麻疹・風疹・先天性風疹症候群(CRS)の状況、1997〜1999−米国およびメキシコ
(Vol. 22 p 42-42)

米国の麻疹:1997年以降の報告症例は非常に少なく1997年 138例、1998年 100例、1999年 100例(年間人口10万当たり0.05人)であった。これら338例中116例(34%)が他国からの輸入例、63例(19%)が輸入例と疫学的関連があり、39例(12%)がウイルス学的に輸入例であることが示された。1999年3月専門家会議において、米国ではもはや麻疹の流行はないと結論された。2歳児の麻疹ワクチン接種率は、1985年の61%から1997年の91%へと上昇した。1998〜99年までに、2度目のワクチン接種の年齢が州法で定められ(幼稚園児〜高校3年生)、60%の児童生徒に接種された。

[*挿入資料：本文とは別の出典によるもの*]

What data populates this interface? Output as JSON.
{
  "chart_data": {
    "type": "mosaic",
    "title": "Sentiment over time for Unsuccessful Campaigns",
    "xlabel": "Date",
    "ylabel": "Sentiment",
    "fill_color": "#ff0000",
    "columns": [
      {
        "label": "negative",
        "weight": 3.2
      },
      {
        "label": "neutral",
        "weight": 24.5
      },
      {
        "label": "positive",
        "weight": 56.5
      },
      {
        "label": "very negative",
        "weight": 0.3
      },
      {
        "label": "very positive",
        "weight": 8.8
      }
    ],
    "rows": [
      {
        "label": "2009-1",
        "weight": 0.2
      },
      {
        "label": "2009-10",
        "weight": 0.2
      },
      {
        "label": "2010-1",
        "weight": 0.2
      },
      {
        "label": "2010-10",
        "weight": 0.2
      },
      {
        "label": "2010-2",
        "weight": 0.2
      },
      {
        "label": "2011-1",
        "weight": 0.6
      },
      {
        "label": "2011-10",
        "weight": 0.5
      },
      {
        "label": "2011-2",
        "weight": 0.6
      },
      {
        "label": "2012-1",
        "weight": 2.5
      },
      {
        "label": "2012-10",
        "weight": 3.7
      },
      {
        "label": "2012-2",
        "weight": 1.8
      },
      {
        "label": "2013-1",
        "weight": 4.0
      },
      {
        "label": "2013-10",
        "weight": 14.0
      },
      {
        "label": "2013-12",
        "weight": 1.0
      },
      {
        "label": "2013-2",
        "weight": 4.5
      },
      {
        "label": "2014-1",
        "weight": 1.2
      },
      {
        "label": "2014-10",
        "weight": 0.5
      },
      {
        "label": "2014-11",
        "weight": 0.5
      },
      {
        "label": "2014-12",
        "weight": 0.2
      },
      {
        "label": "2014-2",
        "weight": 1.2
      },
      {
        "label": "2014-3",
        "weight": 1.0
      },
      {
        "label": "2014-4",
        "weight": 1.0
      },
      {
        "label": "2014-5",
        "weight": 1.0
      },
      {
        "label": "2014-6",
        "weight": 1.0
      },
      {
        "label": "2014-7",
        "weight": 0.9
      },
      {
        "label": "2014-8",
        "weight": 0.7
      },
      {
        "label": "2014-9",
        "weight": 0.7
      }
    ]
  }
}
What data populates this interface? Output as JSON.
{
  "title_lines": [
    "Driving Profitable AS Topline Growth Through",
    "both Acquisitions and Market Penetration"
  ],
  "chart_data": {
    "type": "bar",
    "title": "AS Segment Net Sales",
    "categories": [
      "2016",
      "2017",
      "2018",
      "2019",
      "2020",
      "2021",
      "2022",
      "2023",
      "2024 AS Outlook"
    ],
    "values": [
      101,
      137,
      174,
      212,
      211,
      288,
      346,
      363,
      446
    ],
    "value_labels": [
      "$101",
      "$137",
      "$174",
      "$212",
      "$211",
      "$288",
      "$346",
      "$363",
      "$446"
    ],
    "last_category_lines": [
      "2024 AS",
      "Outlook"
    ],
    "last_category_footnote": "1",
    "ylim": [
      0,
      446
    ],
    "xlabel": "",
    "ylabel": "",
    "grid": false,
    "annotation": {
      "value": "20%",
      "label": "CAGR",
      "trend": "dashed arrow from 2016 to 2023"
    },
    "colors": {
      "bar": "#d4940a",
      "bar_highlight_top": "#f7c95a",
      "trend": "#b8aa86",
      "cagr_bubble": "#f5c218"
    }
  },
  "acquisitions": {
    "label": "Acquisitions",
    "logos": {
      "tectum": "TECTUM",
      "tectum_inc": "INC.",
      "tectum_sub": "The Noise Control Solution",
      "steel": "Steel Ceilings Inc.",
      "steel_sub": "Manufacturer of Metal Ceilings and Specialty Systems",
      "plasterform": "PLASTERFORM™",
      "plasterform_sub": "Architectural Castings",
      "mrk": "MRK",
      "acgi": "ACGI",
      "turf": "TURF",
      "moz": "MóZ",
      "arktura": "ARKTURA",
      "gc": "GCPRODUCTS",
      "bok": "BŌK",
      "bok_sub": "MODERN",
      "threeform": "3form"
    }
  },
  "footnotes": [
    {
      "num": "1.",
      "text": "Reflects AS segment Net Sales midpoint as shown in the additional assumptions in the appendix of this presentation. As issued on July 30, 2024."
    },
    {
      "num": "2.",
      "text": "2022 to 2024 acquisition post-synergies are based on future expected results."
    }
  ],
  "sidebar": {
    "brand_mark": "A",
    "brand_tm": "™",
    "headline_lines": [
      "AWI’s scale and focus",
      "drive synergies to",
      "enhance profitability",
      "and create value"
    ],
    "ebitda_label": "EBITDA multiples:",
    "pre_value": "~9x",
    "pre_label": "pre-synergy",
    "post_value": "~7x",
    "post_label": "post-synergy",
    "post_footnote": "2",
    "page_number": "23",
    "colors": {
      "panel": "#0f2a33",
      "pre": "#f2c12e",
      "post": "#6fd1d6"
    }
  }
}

メキシコの麻疹:1997〜99年、メキシコでは麻疹の確定症例の報告はなかった。「発疹疾患の実験室診断のためのシステム」の評価のためのほとんどの指標が1999年には目標を達成した。1990年(患者数68,782、死亡5,899例)以降数々の戦略が取られ、小児のワクチン接種率は上昇した。1998年5月には麻疹単味ワクチンからMMRへ切り替えられ、初回の接種時期が9カ月から12カ月へと変更された(2回目の接種は6歳)。国家保健週間(National Health Week)が年3回導入され、1年生以下の未接種小児のワクチン接種が行われている。1997年には1〜4歳の初回接種率は97%であり、1998〜99年もそのレベルを維持している。

米国の風疹・CRS:風疹ワクチンは1969年に認可を受けた。1979年からはMMR が採用され、風疹ワクチン接種率はほとんど麻疹ワクチン接種率に近い。1997年、98年、99年の確定報告患者数はそれぞれ172、353、267例(年間人口10万あたり0.5人未満)であった。ほとんどの患者はヒスパニック系であった。ヒスパニック系の症例が占める割合は、1991年の19%から99年には78%へ上昇している。1998〜99年は80%が非米国生まれであった。輸入状況が判明した661症例のうち54例(8.2%)が外地感染による例であった。感染地は、メキシコ、中米および南米、スペイン語系カリブ海沿岸諸国、日本およびロシアであった。1997〜99年のCRS確定症例24例のうち、20例がヒスパニック系の母親から生まれた症例であった。14例の母親が非米国生まれであり、10例の母親が米国外で感染を受けた輸入例であった。

メキシコの風疹・CRS:メキシコの風疹の報告は、1978年以降臨床診断に基づいていたが、1993年からは実験室診断となった。また、風疹感染のあった妊婦の追跡調査も行われた。1998年には1歳および6歳児のMMR2回接種として、ワクチンが小児の定期接種に組み込まれた。1978年〜99年まで、風疹の報告は3〜5年ごとにピークが見られた。1990年には最多の患者数(65,591人・人口10万あたり79)が報告されたが、1999年には21,173例となった(68%減少)。1997〜99年の報告症例のうち37,346例(34%)が15〜44歳であった。1997〜99年の集団発生で感染した266人の妊婦の調査で、50例のCRS確定症例が確認された。